On my R58, when I use tap for either tea or top up like Americano, it spits and splutters in to drink and goes over machine and counter. Does it need purging first like steam wand? Seems once on for so long the pump kicks in and if use more get a steady flow then.

Is this just usual for the taps?


----------



## igm45

Best practice is to not use the machine fpr water. Use a kettle instead


----------



## lee1980

lol its not often used anyway but, think its meant to be used and for tea its nice and clear as use bottled water.


----------



## El carajillo

@ DaveUK, inform him as to why not or are you waiting for me


----------



## dajowr

igm45 said:


> Best practice is to not use the machine fpr water. Use a kettle instead


Is that because it drains the tank or is there another reason you don't advise it? I've recently plumb my machine in, so now I'm regularly using the hot water tap for tea.


----------



## kennyboy993

Sounds like normal behaviour to me. You don't need to purge like steam.

The water is above boiling point inside the boiler and as it exits through the tap it's flash boiling and hence the drama - perfectly normal.

The reason it settles down after some drainage is because the boiler has been refilled with cold water and has not had chance to heat up - so water coming out the tap is not up to temp


----------



## lee1980

Thanks all will continue to use, as not very often used, I just wondered if it was normal, but makes sense as it is bloomin hot lol


----------



## espressotechno

Most machines have copper boilers, which give inferior quality hot water to s/steel boilers.

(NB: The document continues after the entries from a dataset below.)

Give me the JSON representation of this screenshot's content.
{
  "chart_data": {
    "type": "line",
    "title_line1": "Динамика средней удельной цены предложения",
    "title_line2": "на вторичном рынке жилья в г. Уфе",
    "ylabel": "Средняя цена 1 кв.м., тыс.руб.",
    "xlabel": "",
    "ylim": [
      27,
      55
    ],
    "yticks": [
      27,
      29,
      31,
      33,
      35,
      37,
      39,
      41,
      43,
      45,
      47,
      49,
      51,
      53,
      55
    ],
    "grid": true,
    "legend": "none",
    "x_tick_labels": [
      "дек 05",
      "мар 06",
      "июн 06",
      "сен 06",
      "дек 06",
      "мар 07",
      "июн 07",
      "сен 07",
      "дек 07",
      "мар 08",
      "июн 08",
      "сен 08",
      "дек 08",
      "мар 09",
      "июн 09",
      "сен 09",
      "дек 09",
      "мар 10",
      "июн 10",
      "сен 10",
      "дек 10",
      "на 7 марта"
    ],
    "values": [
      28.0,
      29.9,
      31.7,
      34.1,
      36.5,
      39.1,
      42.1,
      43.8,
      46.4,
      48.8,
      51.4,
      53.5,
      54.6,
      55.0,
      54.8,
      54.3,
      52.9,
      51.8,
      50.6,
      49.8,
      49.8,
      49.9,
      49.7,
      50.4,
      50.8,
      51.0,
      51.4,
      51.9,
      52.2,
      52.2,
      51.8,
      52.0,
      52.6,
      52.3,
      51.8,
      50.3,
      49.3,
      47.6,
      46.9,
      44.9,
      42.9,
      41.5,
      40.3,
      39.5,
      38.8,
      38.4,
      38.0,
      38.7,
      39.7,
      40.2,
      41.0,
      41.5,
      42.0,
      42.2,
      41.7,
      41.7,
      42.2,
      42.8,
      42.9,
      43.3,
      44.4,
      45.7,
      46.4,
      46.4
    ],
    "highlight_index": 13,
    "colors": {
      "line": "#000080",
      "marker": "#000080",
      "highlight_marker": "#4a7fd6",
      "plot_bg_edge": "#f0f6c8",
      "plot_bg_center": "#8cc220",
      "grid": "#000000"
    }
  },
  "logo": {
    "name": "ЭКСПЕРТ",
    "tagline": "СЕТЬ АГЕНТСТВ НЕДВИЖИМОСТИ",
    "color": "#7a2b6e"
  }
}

Commercial hot water boilers such as Instanta & Bravilor, used for teas, have s/steel reservoirs.

Drawing off lots of hot water from an espresso machine can result in quite a drop in steam pressure & a drop in boiler/HX temperature.

(If a catering outlet has a big demand for teas, we advise "forget about a 3 group, buy a 2 group + Instanta boiler".)


----------



## The Asgard

Mine does the same. I also use Ashbecks and like you draw water off for my Americano because it taste better than tap water out of the kettle. Also more convient.


----------



## lee1980

Yeah its what its for I thought, not of course drawing off jugs of hot water would be silly. I just try to ease it slowly and keep cup close to minimise the splash and splutter, and I found not using such a big cup is better for a stronger cup of Americano!


----------